Außerdem empfiehlt sich eine nicht zu trockene Raumluft, sodass die Atemwege nicht austrocknen. Nicht selten lässt sich der unangenehme Hustenreiz auch durch Hustenbonbons oder Lutschpastillen (z. B. Isländisch Moos) gut unterdrücken.

Vielen sind auch Hustenstiller (Antitussiva) bekannt. Dies sind Medikamente, welche die Wirkstoffe Codein, Dextromethorphan oder Pentoxyverin enthalten. Sie können die Entstehung des Hustenreizes im Hustenzentrum hemmen. Von ihrer Verwendung wird aber aufgrund der Nebenwirkungen allgemein abgeraten. Bei leichtem Husten werden sie keine merkliche Verbesserung bringen.[2][3]

Spezifische Behandlungsmethoden:

Bei Reizung der Atemwege

Bei einfachem Reizhusten steht die Beseitigung der Noxe, also des schädlichen Einflusses auf die Schleimhaut, im Vordergrund. Dies kann durch Vermeidung von Zigarettenrauch und Autoabgasen bis hin zu einem Mundschutz bei Tätigkeiten mit reizenden Stoffen führen. Neben Hustenbonbons und Hustentee ist Honig ein bewährtes Hausmittel.[7] Eine spezifische Behandlung ist aber meist nicht notwendig.
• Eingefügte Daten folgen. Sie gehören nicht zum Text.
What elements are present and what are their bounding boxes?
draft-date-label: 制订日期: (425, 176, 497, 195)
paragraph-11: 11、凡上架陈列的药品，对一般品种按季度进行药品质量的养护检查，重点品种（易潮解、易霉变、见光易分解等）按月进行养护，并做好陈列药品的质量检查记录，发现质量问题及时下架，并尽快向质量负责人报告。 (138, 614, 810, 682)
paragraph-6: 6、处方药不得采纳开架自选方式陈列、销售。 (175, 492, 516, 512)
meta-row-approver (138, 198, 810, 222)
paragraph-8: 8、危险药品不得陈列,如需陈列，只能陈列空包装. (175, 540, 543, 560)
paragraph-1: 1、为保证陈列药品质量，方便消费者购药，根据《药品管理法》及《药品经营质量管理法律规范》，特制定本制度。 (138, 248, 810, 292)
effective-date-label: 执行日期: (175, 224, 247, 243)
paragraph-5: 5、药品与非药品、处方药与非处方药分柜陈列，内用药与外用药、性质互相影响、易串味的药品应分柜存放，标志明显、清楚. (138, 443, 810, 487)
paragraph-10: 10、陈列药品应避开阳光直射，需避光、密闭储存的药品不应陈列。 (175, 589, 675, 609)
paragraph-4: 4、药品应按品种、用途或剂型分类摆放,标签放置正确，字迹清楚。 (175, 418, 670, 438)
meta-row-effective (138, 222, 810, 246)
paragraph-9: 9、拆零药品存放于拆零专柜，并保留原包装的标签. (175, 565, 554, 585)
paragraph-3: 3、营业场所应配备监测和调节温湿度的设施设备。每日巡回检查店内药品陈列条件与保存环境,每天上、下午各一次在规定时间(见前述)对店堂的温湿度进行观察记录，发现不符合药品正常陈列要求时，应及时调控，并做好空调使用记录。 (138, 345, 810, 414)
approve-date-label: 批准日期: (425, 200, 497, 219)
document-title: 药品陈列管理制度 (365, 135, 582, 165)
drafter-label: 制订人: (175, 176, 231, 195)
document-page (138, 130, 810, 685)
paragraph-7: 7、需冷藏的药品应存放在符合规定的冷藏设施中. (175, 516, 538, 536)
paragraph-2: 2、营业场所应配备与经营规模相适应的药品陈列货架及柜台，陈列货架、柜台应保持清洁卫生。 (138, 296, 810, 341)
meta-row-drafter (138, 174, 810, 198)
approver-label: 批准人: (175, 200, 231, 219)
Viraler Infekt der oberen Atemwege

Viele Menschen klagen gerade im Winter über Erkältungskrankheiten und virale Infekte der Atemwege. Die Symptome werden aber, je nach Ausprägung, über kurz oder lang von selbst zurückgehen.[2][3] Eine medikamentöse Therapie ist in den meisten Fällen deshalb nicht notwendig. Wer nichts unversucht lassen möchte, kann zu diversen Hausmitteln greifen. Bewährt haben sich dabei Honig mit warmer Milch, Hustentees, warme Halswickel oder Zwiebelsirup. Diese Methoden können die oben genannten Allgemeinmaßnahmen sinnvoll ergänzen. Zudem gibt es eine ganze Reihe pflanzlicher Mittel, die nebenwirkungsarm sind und somit Anwendung finden können. Dazu zählen Tees und Sirups, die Thymian, Spitzwegerich, Efeu oder Isländisch Moos enthalten.[3]

Allergie/Asthma

Besteht der Verdacht auf eine Allergie oder Asthma, sollten alle Maßnahmen auf jeden Fall mit einem Arzt besprochen werden. Auch hier gilt es in erster Linie, die auslösende Substanz ausfindig zu machen. Lässt sich diese wie bei Heuschnupfen nur schwer vermeiden, kommen sogenannte Antihistaminika zum Einsatz, welche die Rezeptoren (Fühler) für Histamin, einen Botenstoff des überreagierenden Immunsystems, blockieren und so die Symptome unterdrücken. In Absprache mit einem Arzt sind zum Teil auch Sprays, die Kortisol oder Salbutamol, ein sogenanntes Beta-2-Sympatomimentikum, enthalten. Sie sollen ebenfalls das Immunsystem lokal unterdrücken und die Atemwege weiten.[3]

Raucherhusten

Im Mittelpunkt der Behandlung steht natürlich ein Verzicht auf Tabakkonsum. Zusätzlich sollte ein Arzt zurate gezogen werden, der die Folgen und den Verlauf der Erkrankung einschätzen kann.

Zu beachten

Husten, im Speziellen leichter Husten, ist in den meisten Fällen ein Symptom ohne hohen Krankheitswert. Es gibt aber einige Warnzeichen, die nichtsdestotrotz beachtet werden und zum Besuch eines Arztes führen sollten. Dazu zählen Husten, der länger als eine Woche anhält oder sich verschlechtert, hohes Fieber (über 38,5 °C), Schmerzen beim Atmen, Luftnot oder blutiger Auswurf.[3][4] Ein chronischer Husten, der länger als acht Wochen besteht, ist jedoch immer behandlungsbedürftig.

Da Husten häufig viral bedingt ist, sollte die Ansteckungsgefahr für weitere Personen so klein wie möglich gehalten werden. Effektive Mittel sind, nicht in die Hände, sondern in die Armbeugen zu husten, und regelmäßiges Händewaschen.[2]